After 60 acres of U.S. Forest Service slash piles helped fuel the Angora fire, concerns are now being raised about the thousands of acres of the heaps remaining in the Lake Tahoe Basin.

While piles are typically dried between 18 and 24 months, the unburned piles in the Angora fire burn area had been drying since “late 2004,” according to Forest Service spokesman Rex Norman. Slash piles are forest waste material that are manually put into heaps. They consist mostly of tree limbs, stumps and branches.

This nearly three-year drying time highlights a backlog of unburned piles from Forest Service fuel treatment projects throughout the basin.

“One of the side effects that you have of increasing fuels reduction treatments is you are going to create a lot of piles,” Norman said on Tuesday.

Between 2,600 and 3,000 acres of slash heaps remain, with some acreage containing as many as 75 slash piles.
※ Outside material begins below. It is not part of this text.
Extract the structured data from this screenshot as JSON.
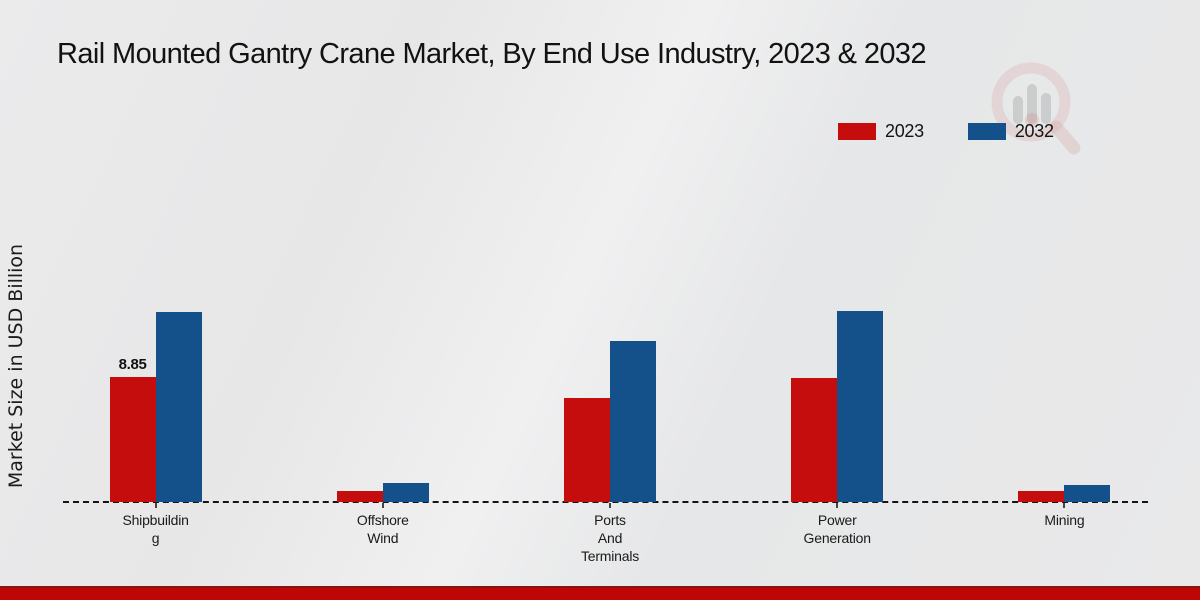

Many of the heaps look similar to the dozens of slash piles lining the street leading to Kim Felton’s Kingsbury Grade home. Her house is also bordered by piles on two sides.

“I have mixed feelings,” said Felton. “It’s great to get these things thinned, but it’s not going to help us if a fire comes up the Kingsbury Grade.”
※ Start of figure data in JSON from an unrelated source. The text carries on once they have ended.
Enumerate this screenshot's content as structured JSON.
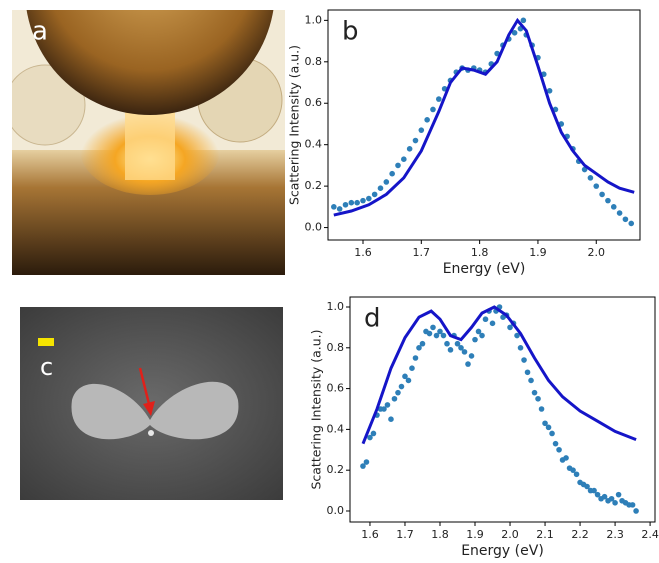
{
  "panels": {
    "a": {
      "label": "a"
    },
    "c": {
      "label": "c"
    }
  },
  "chart_data": [
    {
      "type": "scatter",
      "panel_label": "b",
      "xlabel": "Energy (eV)",
      "ylabel": "Scattering Intensity (a.u.)",
      "xlim": [
        1.54,
        2.075
      ],
      "ylim": [
        -0.06,
        1.05
      ],
      "xticks": [
        1.6,
        1.7,
        1.8,
        1.9,
        {
          "value": 2.0,
          "label": "2.0"
        }
      ],
      "yticks": [
        {
          "value": 0,
          "label": "0.0"
        },
        0.2,
        0.4,
        0.6,
        0.8,
        {
          "value": 1,
          "label": "1.0"
        }
      ],
      "series": [
        {
          "kind": "scatter",
          "color": "#2e7fb8",
          "x": [
            1.55,
            1.56,
            1.57,
            1.58,
            1.59,
            1.6,
            1.61,
            1.62,
            1.63,
            1.64,
            1.65,
            1.66,
            1.67,
            1.68,
            1.69,
            1.7,
            1.71,
            1.72,
            1.73,
            1.74,
            1.75,
            1.76,
            1.77,
            1.78,
            1.79,
            1.8,
            1.81,
            1.82,
            1.83,
            1.84,
            1.85,
            1.86,
            1.87,
            1.875,
            1.88,
            1.89,
            1.9,
            1.91,
            1.92,
            1.93,
            1.94,
            1.95,
            1.96,
            1.97,
            1.98,
            1.99,
            2.0,
            2.01,
            2.02,
            2.03,
            2.04,
            2.05,
            2.06
          ],
          "values": [
            0.1,
            0.09,
            0.11,
            0.12,
            0.12,
            0.13,
            0.14,
            0.16,
            0.19,
            0.22,
            0.26,
            0.3,
            0.33,
            0.38,
            0.42,
            0.47,
            0.52,
            0.57,
            0.62,
            0.67,
            0.71,
            0.75,
            0.77,
            0.76,
            0.77,
            0.76,
            0.75,
            0.79,
            0.84,
            0.88,
            0.91,
            0.94,
            0.96,
            1.0,
            0.93,
            0.88,
            0.82,
            0.74,
            0.66,
            0.57,
            0.5,
            0.44,
            0.38,
            0.32,
            0.28,
            0.24,
            0.2,
            0.16,
            0.13,
            0.1,
            0.07,
            0.04,
            0.02
          ]
        },
        {
          "kind": "line",
          "color": "#1515c8",
          "x": [
            1.55,
            1.58,
            1.61,
            1.64,
            1.67,
            1.7,
            1.73,
            1.75,
            1.77,
            1.79,
            1.81,
            1.83,
            1.85,
            1.865,
            1.88,
            1.9,
            1.92,
            1.94,
            1.96,
            1.98,
            2.0,
            2.02,
            2.04,
            2.065
          ],
          "values": [
            0.06,
            0.08,
            0.11,
            0.16,
            0.24,
            0.37,
            0.56,
            0.7,
            0.77,
            0.76,
            0.74,
            0.8,
            0.93,
            1.0,
            0.95,
            0.78,
            0.6,
            0.46,
            0.37,
            0.3,
            0.26,
            0.22,
            0.19,
            0.17
          ]
        }
      ]
    },
    {
      "type": "scatter",
      "panel_label": "d",
      "xlabel": "Energy (eV)",
      "ylabel": "Scattering Intensity (a.u.)",
      "xlim": [
        1.543,
        2.414
      ],
      "ylim": [
        -0.054,
        1.049
      ],
      "xticks": [
        1.6,
        1.7,
        1.8,
        1.9,
        {
          "value": 2.0,
          "label": "2.0"
        },
        2.1,
        2.2,
        2.3,
        2.4
      ],
      "yticks": [
        {
          "value": 0,
          "label": "0.0"
        },
        0.2,
        0.4,
        0.6,
        0.8,
        {
          "value": 1,
          "label": "1.0"
        }
      ],
      "series": [
        {
          "kind": "scatter",
          "color": "#2e7fb8",
          "x": [
            1.58,
            1.59,
            1.6,
            1.61,
            1.62,
            1.63,
            1.64,
            1.65,
            1.66,
            1.67,
            1.68,
            1.69,
            1.7,
            1.71,
            1.72,
            1.73,
            1.74,
            1.75,
            1.76,
            1.77,
            1.78,
            1.79,
            1.8,
            1.81,
            1.82,
            1.83,
            1.84,
            1.85,
            1.86,
            1.87,
            1.88,
            1.89,
            1.9,
            1.91,
            1.92,
            1.93,
            1.94,
            1.95,
            1.96,
            1.97,
            1.98,
            1.99,
            2.0,
            2.01,
            2.02,
            2.03,
            2.04,
            2.05,
            2.06,
            2.07,
            2.08,
            2.09,
            2.1,
            2.11,
            2.12,
            2.13,
            2.14,
            2.15,
            2.16,
            2.17,
            2.18,
            2.19,
            2.2,
            2.21,
            2.22,
            2.23,
            2.24,
            2.25,
            2.26,
            2.27,
            2.28,
            2.29,
            2.3,
            2.31,
            2.32,
            2.33,
            2.34,
            2.35,
            2.36
          ],
          "values": [
            0.22,
            0.24,
            0.36,
            0.38,
            0.47,
            0.5,
            0.5,
            0.52,
            0.45,
            0.55,
            0.58,
            0.61,
            0.66,
            0.64,
            0.7,
            0.75,
            0.8,
            0.82,
            0.88,
            0.87,
            0.9,
            0.86,
            0.88,
            0.86,
            0.82,
            0.79,
            0.86,
            0.82,
            0.8,
            0.78,
            0.72,
            0.76,
            0.84,
            0.88,
            0.86,
            0.94,
            0.98,
            0.92,
            0.98,
            1.0,
            0.95,
            0.96,
            0.9,
            0.92,
            0.86,
            0.8,
            0.74,
            0.68,
            0.64,
            0.58,
            0.55,
            0.5,
            0.43,
            0.41,
            0.38,
            0.33,
            0.3,
            0.25,
            0.26,
            0.21,
            0.2,
            0.18,
            0.14,
            0.13,
            0.12,
            0.1,
            0.1,
            0.08,
            0.06,
            0.07,
            0.05,
            0.06,
            0.04,
            0.08,
            0.05,
            0.04,
            0.03,
            0.03,
            0.0
          ]
        },
        {
          "kind": "line",
          "color": "#1515c8",
          "x": [
            1.58,
            1.62,
            1.66,
            1.7,
            1.74,
            1.775,
            1.8,
            1.83,
            1.86,
            1.89,
            1.92,
            1.955,
            1.99,
            2.03,
            2.07,
            2.11,
            2.15,
            2.2,
            2.25,
            2.3,
            2.36
          ],
          "values": [
            0.33,
            0.5,
            0.7,
            0.85,
            0.95,
            0.98,
            0.94,
            0.86,
            0.84,
            0.9,
            0.97,
            1.0,
            0.96,
            0.87,
            0.75,
            0.64,
            0.56,
            0.49,
            0.44,
            0.39,
            0.35
          ]
        }
      ]
    }
  ]
}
Key to getting the piles burned is obtaining permission from county officials — and that’s highly weather dependent. Burning is relegated to times when unstable air masses can lift burn smoke out of the basin.

El Dorado County air quality managers take direction from California officials, but have the authority to let Forest Service officials burn even when the air quality is rated “marginal,” according to Marcella McTaggart, El Dorado County air pollution control officer. The rating prevents private pile-burning.

The Forest Service permits an average of 84 burn days per year, but can see as few as 30 annually, Norman said.

Thirteen days have been approved for prescribed burning since April, according to the Lake Tahoe Basin Management Unit Web site, but it is unlikely any more prescribed burns will be conducted until the fall because of this summer’s hot and dry conditions, Norman explained.

“Are we doing anything to increase the elimination of piles?” Norman asked rhetorically in an e-mail on Tuesday. “Yes, in particular, increasing the use of contract crews — increased use of mastication and chipping, and increasing efforts to create partnerships with counties for biomass uses.”

A South Shore fuels reduction project is being developed by the agency. Treatments, including prescribed burns, are planned for 12,500 acres of forest near homes at the South Shore.

“It’s a good and bad sign. Seeing no work done is worse,” said Joe McAvoy, a battalion chief with the Lake Valley Fire Protection District who lost his home on Elk Point Road, near the 60 acres of unburned slash piles. “I’d like to see them be able to burn (piles) in a more timely manner, but I have no ill will toward (the Forest Service).”